Dr. Chirles emphasized that the benefits of the proposed new schedule plan are many. These include enabling part-time staff to adjust to assigned positions on short notice, allowing for students to participate in programs run by the Board of Cooperative Educational Services without having to miss class in the current eight-day schedule rotation. A significant bonus is that half-credit courses will meet more consistently within the eight day schedule, allowing for the material to remain fresh in the students’ minds.
Technical Education Programs that will be offered as a part of the proposed schedule include sound production, emergency medical services, animal service, automotive technology, culinary arts, cosmetology, and TV/Video Production. Principal Dr. Chirles expressed, “being able to partner with BOCES allows us to partner with career or educational programs that students may want to pursue or may be passionate about.” Students who immerse themselves in BOCES programs will be equipped with the proper tools for career opportunities they would like to hone in on before graduating high school. Integrating students into the BOCES program will offer new opportunities and strengthen the Blind Brook curriculum.

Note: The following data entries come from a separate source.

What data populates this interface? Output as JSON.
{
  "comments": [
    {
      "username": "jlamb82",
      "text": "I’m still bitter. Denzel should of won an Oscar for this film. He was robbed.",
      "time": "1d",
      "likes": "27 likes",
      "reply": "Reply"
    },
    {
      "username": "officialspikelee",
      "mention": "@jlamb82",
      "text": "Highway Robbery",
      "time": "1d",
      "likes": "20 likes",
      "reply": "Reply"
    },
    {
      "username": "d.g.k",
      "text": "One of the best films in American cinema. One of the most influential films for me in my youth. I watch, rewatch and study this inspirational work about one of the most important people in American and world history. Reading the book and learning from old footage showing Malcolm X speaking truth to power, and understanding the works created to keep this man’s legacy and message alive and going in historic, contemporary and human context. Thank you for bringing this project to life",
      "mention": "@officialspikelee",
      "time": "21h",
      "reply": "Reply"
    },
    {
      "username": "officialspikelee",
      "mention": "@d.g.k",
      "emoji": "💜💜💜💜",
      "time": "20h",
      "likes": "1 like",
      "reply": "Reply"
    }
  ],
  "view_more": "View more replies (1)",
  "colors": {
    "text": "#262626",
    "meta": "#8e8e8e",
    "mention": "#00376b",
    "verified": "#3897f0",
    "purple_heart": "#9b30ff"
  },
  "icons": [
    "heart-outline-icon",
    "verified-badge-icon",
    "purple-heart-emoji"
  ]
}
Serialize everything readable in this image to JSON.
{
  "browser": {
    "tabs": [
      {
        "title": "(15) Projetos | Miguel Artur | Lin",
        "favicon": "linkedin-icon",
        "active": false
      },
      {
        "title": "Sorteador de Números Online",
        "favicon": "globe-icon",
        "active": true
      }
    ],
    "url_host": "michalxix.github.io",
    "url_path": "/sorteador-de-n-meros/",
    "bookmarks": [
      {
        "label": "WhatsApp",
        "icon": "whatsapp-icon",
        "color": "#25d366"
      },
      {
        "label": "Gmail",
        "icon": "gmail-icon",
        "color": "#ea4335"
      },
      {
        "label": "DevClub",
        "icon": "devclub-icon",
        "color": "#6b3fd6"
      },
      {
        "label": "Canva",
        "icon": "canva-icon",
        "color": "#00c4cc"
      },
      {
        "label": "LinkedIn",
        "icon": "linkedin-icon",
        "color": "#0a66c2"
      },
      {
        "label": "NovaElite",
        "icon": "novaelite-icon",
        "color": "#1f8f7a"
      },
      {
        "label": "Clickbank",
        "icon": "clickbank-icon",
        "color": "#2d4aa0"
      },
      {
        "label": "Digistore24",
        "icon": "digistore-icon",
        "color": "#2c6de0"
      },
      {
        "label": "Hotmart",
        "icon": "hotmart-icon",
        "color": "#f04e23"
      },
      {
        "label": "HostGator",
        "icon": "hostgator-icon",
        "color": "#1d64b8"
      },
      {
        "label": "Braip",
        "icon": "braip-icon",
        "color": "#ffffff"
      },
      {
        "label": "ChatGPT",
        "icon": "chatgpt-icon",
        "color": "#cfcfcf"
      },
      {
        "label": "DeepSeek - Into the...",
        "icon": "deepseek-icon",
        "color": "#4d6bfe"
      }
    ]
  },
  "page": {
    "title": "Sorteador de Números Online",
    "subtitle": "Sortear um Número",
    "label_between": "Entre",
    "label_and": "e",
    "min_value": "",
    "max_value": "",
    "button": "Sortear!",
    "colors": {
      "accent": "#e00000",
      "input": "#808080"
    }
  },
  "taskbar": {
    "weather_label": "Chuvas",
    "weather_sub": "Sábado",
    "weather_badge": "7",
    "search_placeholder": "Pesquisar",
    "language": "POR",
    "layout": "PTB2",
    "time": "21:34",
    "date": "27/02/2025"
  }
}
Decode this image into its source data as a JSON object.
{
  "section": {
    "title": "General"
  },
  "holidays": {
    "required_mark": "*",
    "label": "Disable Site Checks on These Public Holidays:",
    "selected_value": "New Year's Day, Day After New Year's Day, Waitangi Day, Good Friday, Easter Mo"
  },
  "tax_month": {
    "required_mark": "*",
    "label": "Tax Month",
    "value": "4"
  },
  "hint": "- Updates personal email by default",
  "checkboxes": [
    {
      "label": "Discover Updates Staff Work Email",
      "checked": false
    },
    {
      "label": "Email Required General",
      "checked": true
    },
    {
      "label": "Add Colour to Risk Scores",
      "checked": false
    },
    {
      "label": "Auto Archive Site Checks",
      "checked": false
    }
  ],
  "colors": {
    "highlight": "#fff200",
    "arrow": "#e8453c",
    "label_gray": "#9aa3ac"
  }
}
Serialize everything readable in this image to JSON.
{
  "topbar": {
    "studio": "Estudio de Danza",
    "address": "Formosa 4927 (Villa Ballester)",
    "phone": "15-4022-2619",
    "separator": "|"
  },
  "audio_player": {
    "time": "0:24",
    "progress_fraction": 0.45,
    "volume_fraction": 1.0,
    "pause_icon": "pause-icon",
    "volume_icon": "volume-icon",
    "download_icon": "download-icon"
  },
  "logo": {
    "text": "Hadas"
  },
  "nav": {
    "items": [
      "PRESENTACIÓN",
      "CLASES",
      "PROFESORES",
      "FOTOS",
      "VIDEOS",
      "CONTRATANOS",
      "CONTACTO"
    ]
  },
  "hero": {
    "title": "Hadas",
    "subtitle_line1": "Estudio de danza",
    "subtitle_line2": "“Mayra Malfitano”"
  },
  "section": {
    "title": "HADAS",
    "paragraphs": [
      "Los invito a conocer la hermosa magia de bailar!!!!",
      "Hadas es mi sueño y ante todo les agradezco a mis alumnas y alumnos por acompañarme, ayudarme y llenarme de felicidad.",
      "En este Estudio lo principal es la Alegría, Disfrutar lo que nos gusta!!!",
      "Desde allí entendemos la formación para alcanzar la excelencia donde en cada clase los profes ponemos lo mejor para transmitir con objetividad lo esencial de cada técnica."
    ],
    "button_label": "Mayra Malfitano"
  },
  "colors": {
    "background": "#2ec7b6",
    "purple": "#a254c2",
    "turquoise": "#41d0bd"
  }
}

Blind Brook High School’s Student Congress Representatives surveyed their peers about the proposed new schedule and the most common concerns were: how lab periods will rotate, getting extra help for an exam if the testing period is always in the morning, and the possibility of consistently having more challenging classes in the morning when students are tired. As per Congress, these concerns have not been adequately addressed, and the students hope that they are prior to the start of the next school year.
The newly proposed Bell Schedule and Letter Day plans can be accessed on the Blind Brook FOCUS website.